Succeeding speeches were too professional, too righteous. The microphone was faulty, so that two women, internationally admired, were alternately shrill and inaudible. All seemed in rehearsal, not yet word-perfect, unlikely to start a children’s crusade, ridicule the virtues of suffering – the Pétainist curse – and the boldness of Internal Emigration. A Lyons historian eloquently demonstrated that the war had been won by the superiority of French values. A British woman minister, short, red-haired, argued that the war had been justified by providing opportunities for decolonization and social reform. An Austrian youth, who should surely have worn lederhosen, well nourished, pale hair smeared on honey skin, delphinium-eyed, spoke of his father, killed by Russians in Kiev, his mother, killed by the British in Dresden. However – his pretty, indeed angelic smile assured us – he forgave everyone. ‘Industrial West Germany will lead Europe.’ He awaited applause that did not come. A Czech philosopher apologized for his country’s attitude to minorities and declared that the problem of existential freedom was no problem at all. Trilling showed no relief.

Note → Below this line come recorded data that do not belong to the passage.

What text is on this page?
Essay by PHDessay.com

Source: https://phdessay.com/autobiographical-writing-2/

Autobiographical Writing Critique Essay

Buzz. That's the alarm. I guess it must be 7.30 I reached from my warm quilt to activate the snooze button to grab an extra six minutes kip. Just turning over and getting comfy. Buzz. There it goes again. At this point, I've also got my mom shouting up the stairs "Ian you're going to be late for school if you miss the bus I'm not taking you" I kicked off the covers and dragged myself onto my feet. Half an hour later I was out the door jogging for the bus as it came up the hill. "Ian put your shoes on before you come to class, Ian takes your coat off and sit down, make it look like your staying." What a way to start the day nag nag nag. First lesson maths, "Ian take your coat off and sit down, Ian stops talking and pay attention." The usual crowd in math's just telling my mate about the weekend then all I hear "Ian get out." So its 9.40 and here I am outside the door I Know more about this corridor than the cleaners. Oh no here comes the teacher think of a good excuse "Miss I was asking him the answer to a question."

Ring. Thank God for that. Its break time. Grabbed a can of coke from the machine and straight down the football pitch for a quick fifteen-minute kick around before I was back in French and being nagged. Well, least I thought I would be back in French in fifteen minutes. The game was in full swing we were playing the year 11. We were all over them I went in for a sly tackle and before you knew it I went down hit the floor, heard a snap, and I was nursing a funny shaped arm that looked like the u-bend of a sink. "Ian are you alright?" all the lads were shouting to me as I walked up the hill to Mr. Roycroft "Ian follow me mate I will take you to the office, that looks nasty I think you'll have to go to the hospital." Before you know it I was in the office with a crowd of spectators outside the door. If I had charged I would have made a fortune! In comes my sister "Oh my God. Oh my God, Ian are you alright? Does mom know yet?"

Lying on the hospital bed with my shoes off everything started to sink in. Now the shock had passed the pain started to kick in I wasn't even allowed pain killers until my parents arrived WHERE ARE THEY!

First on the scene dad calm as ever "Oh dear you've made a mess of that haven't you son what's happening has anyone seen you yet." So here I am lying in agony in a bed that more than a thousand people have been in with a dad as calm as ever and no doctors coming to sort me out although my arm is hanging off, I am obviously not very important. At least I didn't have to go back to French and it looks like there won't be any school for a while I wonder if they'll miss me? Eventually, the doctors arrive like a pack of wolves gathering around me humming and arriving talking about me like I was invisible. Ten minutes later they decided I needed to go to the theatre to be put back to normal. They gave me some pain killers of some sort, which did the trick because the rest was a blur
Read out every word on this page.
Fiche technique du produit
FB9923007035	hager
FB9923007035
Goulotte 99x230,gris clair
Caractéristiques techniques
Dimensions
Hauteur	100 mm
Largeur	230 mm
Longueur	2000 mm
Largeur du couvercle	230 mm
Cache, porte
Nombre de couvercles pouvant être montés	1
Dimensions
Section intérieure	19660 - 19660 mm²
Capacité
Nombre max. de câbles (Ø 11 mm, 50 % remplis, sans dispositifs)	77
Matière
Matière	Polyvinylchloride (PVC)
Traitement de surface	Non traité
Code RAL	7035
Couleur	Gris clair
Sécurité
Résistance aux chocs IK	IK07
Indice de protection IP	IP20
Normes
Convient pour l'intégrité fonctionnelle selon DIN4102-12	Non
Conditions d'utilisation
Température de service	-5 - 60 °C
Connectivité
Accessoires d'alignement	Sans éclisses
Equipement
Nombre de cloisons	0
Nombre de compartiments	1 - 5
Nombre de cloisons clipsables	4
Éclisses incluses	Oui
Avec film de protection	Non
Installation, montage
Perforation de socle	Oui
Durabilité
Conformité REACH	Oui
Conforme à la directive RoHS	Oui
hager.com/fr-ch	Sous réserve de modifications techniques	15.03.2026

The overall assumption was that violence, malice, greed were unnatural aberrations, divorced from the true nature of man. Studying the rococo ceiling, its glimmering foliage and Olympian calm, I yearned for some Hermes to lean down, grinning, but could only await the lavish banquet, itself much derided by the Left and Poujardist press. I had been alarmed by a proposal from a minority, that an all-night vigil on behalf of the dead should be substituted. Wilfrid, though seldom reliable in such matters, supported the hungry majority.